Losses that can be transferred

  (1)   The transferring entity's losses that can be transferred are:

  (a)   any of its * net capital losses for income years earlier than the income year for the transferring entity that includes the completion time (the transfer year ), to the extent that it was not * utilised before the completion time (an earlier year net capital loss ); and

  (b)   any net capital loss it would have made for the transfer year were the transfer year to have ended at the completion time (a transfer year net capital loss ); and

  (c)   any of its * tax losses for income years earlier than the transfer year, to the extent that it was not utilised before the completion time (an earlier year tax loss ); and

  (d)   any tax loss it would have incurred for the transfer year were the transfer year to have ended at the completion time (a transfer year tax loss );

worked out subject to the modifications set out in this section.
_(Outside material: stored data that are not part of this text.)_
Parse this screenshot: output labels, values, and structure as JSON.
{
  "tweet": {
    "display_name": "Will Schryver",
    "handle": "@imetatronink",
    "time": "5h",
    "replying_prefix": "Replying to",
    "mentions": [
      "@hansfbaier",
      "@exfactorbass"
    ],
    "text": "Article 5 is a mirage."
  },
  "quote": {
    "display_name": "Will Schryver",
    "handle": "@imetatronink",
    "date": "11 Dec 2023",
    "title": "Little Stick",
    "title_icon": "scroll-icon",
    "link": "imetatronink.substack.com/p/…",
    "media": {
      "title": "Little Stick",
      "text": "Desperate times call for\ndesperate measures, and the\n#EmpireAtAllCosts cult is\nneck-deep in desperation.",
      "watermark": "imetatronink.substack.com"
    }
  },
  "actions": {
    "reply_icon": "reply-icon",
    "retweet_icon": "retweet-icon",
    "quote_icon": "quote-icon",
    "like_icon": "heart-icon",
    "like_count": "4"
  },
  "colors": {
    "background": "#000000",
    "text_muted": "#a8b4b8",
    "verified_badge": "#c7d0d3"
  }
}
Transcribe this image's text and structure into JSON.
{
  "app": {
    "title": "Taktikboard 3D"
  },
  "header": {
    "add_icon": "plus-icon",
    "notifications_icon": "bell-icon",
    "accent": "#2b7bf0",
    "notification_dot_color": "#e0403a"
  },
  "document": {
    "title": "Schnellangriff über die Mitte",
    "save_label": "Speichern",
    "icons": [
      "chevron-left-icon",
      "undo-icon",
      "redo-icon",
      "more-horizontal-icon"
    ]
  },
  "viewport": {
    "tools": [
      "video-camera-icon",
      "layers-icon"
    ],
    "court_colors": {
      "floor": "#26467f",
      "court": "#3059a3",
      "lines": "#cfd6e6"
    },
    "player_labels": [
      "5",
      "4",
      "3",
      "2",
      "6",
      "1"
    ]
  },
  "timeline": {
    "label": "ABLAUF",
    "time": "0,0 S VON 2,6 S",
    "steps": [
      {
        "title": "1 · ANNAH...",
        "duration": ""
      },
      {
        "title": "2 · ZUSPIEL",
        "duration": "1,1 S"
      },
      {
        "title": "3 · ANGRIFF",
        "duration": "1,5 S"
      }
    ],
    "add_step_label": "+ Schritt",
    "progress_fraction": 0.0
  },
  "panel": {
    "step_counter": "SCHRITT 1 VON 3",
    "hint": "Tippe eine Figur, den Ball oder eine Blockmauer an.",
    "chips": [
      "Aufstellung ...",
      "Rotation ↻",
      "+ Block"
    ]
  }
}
Note:   If the entity choosing to transfer losses also chooses an asset roll - over under Subdivision   310 - D for the same arrangement, none of the transfer events for the roll - over will contribute towards a loss transferred under this Subdivision (see subsections   310 - 55(1), 310 - 60(3), 310 - 65(1) and 310 - 70(1)).

  (2)   For a choice under section   310 - 15 (life insurance companies), work out those losses by only considering the following to the extent that they relate to assets reasonably attributable to a * complying superannuation life insurance policy issued by the transferring entity and held by the original fund:

  (a)   * capital gains from * complying superannuation assets;

  (b)   * capital losses from complying superannuation assets;

  (c)   assessable income covered by subsection   320 - 137(2) (about complying superannuation assets);

  (d)   deductions covered by subsection   320 - 137(4) (about complying superannuation assets).

  (3)   For a choice under section   310 - 20 (pooled superannuation trusts), work out those losses by only considering * capital gains, * capital losses, assessable income and deductions to the extent that they relate to assets reasonably attributable to units in the transferring entity held by the original fund.